The European Union continues to be the largest importer of Russian gas, both in pipeline form and as liquefied natural gas (LNG), according to a report by Rossiyskaya Gazeta, citing data from the Finland-based Center for Research on Energy and Clean Air (CREA).

This dependence persists despite ongoing geopolitical tensions and a push for energy diversification. Alexey Grivach, deputy head of the National Energy Security Fund, notes that the import of Russia’s pipeline gas stabilized at approximately 2-2.5 billion cubic meters as of last September.

He attributed this stability partly to favorable weather conditions in both western and eastern Eurasia over the past two years, which reduced the demand for heating. Additionally, the Asia-Pacific countries, not requiring as much LNG, have been able to resell certain amounts to European nations, taking advantage of the high demand in the EU.

Short-Term Reductions and Future Projections

Ivan Timonin, a senior consultant at Implementa, observed that in 2022-2023, gas consumption in the EU was reduced to the lowest level achievable in the short term. This reduction, however, is largely seen as a forced measure due to limited global LNG availability.
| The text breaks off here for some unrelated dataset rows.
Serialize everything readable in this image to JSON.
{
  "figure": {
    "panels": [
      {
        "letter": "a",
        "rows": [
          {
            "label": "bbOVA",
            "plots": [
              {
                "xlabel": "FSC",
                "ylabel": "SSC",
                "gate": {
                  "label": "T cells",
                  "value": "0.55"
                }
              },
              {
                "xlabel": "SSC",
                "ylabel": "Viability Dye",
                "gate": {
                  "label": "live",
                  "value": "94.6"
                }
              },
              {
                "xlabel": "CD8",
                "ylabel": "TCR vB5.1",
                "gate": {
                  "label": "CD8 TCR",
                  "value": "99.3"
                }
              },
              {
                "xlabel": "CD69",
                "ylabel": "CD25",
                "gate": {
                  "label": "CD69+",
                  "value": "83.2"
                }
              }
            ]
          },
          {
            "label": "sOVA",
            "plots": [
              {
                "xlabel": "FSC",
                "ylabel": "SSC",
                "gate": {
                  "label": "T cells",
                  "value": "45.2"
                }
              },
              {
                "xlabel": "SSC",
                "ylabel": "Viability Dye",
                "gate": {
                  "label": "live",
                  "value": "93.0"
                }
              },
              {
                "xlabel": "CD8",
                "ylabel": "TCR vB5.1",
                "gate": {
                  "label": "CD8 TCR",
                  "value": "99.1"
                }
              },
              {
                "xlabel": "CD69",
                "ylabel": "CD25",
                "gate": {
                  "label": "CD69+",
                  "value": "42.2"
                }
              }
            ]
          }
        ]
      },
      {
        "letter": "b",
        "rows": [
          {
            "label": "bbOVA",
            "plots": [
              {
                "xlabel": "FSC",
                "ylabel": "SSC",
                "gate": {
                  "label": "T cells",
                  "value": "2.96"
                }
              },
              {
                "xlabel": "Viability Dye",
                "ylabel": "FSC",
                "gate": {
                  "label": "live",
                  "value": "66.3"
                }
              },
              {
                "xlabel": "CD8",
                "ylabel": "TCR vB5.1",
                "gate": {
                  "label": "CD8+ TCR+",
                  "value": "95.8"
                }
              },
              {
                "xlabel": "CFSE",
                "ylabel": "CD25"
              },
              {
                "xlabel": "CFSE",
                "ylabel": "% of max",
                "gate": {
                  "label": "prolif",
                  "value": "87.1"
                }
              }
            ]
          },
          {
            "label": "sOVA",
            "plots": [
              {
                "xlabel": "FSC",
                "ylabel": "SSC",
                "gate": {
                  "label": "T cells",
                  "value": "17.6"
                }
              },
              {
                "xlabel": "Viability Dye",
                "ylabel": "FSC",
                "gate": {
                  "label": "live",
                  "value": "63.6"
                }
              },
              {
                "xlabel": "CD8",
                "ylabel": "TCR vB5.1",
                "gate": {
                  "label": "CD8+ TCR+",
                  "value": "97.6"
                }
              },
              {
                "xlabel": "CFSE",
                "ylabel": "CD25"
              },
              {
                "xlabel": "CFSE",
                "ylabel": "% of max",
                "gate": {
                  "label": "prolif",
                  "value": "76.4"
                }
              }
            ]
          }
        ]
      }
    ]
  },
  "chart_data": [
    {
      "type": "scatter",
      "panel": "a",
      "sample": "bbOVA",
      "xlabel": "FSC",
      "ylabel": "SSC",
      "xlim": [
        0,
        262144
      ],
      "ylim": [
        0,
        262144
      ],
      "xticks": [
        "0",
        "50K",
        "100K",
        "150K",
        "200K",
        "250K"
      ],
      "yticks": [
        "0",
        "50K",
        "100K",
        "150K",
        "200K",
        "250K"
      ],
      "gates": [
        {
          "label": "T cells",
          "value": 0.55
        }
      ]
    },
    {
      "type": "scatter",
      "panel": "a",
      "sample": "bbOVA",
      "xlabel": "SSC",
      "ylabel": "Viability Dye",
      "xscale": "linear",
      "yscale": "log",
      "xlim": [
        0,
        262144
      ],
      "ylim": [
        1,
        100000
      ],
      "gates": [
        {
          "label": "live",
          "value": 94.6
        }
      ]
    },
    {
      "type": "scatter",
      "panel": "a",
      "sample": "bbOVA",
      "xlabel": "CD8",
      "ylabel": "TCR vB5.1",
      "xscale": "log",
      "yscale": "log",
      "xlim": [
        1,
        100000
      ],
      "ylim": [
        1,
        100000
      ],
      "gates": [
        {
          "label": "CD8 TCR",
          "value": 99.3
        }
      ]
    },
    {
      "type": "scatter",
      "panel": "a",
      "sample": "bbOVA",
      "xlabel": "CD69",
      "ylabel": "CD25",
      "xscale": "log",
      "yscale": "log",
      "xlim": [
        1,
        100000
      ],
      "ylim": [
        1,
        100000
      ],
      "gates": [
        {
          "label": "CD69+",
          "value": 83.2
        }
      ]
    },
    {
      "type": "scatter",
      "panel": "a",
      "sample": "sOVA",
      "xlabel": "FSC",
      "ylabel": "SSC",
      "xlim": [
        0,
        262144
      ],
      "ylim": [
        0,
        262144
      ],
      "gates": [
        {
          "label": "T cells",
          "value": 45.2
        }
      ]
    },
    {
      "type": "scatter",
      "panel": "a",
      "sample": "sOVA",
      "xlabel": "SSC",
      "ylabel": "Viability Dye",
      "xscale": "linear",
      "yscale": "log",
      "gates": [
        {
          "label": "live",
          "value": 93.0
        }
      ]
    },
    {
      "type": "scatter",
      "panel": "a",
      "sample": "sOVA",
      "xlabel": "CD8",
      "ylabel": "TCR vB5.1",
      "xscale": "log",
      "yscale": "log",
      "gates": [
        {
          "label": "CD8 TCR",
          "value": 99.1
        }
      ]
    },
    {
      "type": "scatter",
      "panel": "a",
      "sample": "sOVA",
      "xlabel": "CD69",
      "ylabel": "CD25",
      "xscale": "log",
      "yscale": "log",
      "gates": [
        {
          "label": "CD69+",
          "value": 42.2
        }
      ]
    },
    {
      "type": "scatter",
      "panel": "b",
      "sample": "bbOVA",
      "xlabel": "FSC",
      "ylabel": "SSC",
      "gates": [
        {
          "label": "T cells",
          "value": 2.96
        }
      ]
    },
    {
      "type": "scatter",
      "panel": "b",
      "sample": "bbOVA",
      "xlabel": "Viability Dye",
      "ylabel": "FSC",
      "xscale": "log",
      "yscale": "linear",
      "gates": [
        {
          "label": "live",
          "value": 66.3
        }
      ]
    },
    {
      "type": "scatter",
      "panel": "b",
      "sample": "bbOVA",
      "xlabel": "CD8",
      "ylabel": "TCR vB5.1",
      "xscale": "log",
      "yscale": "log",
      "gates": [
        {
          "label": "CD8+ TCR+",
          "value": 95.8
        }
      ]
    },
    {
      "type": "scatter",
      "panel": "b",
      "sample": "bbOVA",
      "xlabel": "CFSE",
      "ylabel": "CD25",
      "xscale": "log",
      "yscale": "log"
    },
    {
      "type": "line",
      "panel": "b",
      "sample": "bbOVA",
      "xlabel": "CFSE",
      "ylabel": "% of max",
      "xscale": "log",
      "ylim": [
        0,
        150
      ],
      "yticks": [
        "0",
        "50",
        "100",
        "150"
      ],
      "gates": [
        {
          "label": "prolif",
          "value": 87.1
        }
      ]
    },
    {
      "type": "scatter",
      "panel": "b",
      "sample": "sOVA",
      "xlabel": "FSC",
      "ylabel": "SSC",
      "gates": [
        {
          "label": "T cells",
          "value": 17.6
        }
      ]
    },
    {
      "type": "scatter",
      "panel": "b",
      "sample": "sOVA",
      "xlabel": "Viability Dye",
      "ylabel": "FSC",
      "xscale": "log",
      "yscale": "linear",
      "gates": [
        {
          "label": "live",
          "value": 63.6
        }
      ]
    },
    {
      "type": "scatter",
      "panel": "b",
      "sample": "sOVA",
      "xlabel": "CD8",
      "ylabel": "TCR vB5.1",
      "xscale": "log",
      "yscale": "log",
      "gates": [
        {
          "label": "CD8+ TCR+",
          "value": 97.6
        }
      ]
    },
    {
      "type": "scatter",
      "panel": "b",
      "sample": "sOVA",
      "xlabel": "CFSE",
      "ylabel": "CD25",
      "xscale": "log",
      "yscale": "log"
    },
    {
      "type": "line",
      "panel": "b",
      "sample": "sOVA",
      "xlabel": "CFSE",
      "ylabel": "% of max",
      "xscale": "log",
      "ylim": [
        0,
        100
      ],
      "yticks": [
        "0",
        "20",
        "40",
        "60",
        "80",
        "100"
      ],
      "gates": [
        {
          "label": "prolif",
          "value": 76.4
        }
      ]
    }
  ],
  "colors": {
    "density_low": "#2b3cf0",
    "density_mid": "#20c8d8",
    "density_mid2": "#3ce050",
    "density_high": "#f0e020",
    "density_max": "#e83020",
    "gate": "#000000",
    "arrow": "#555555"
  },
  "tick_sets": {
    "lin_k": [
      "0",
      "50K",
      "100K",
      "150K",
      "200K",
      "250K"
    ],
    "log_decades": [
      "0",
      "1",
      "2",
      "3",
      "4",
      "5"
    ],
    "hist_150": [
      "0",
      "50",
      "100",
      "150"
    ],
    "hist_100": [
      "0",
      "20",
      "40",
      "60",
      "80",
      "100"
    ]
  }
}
Looking ahead, significant changes in EU consumption in 2024 are not anticipated. In fact, there might be a slight increase in demand, by approximately 5-10 billion cubic meters, if the LNG market shortage eases and prices drop accordingly.

Russian LNG Exports and Future Potential

Grivach highlighted that almost all LNG from Russia’s Yamal Peninsula and the Baltic Sea region has been supplied to the EU over the past two years. The future of these exports, however, hinges on a variety of factors, including political decisions, weather patterns, and the ability of Russian companies to navigate U.S.

sanctions and launch exports from the first line of the Arctic LNG-2 plant. Should Arctic LNG-2 become commercially operational, Russia could significantly increase its LNG supplies to Europe, potentially leading to the largest growth in the EU's LNG imports.

The relationship between the EU and Russian gas exports remains complex and multi-faceted, influenced by a blend of geopolitical, economic, and environmental factors.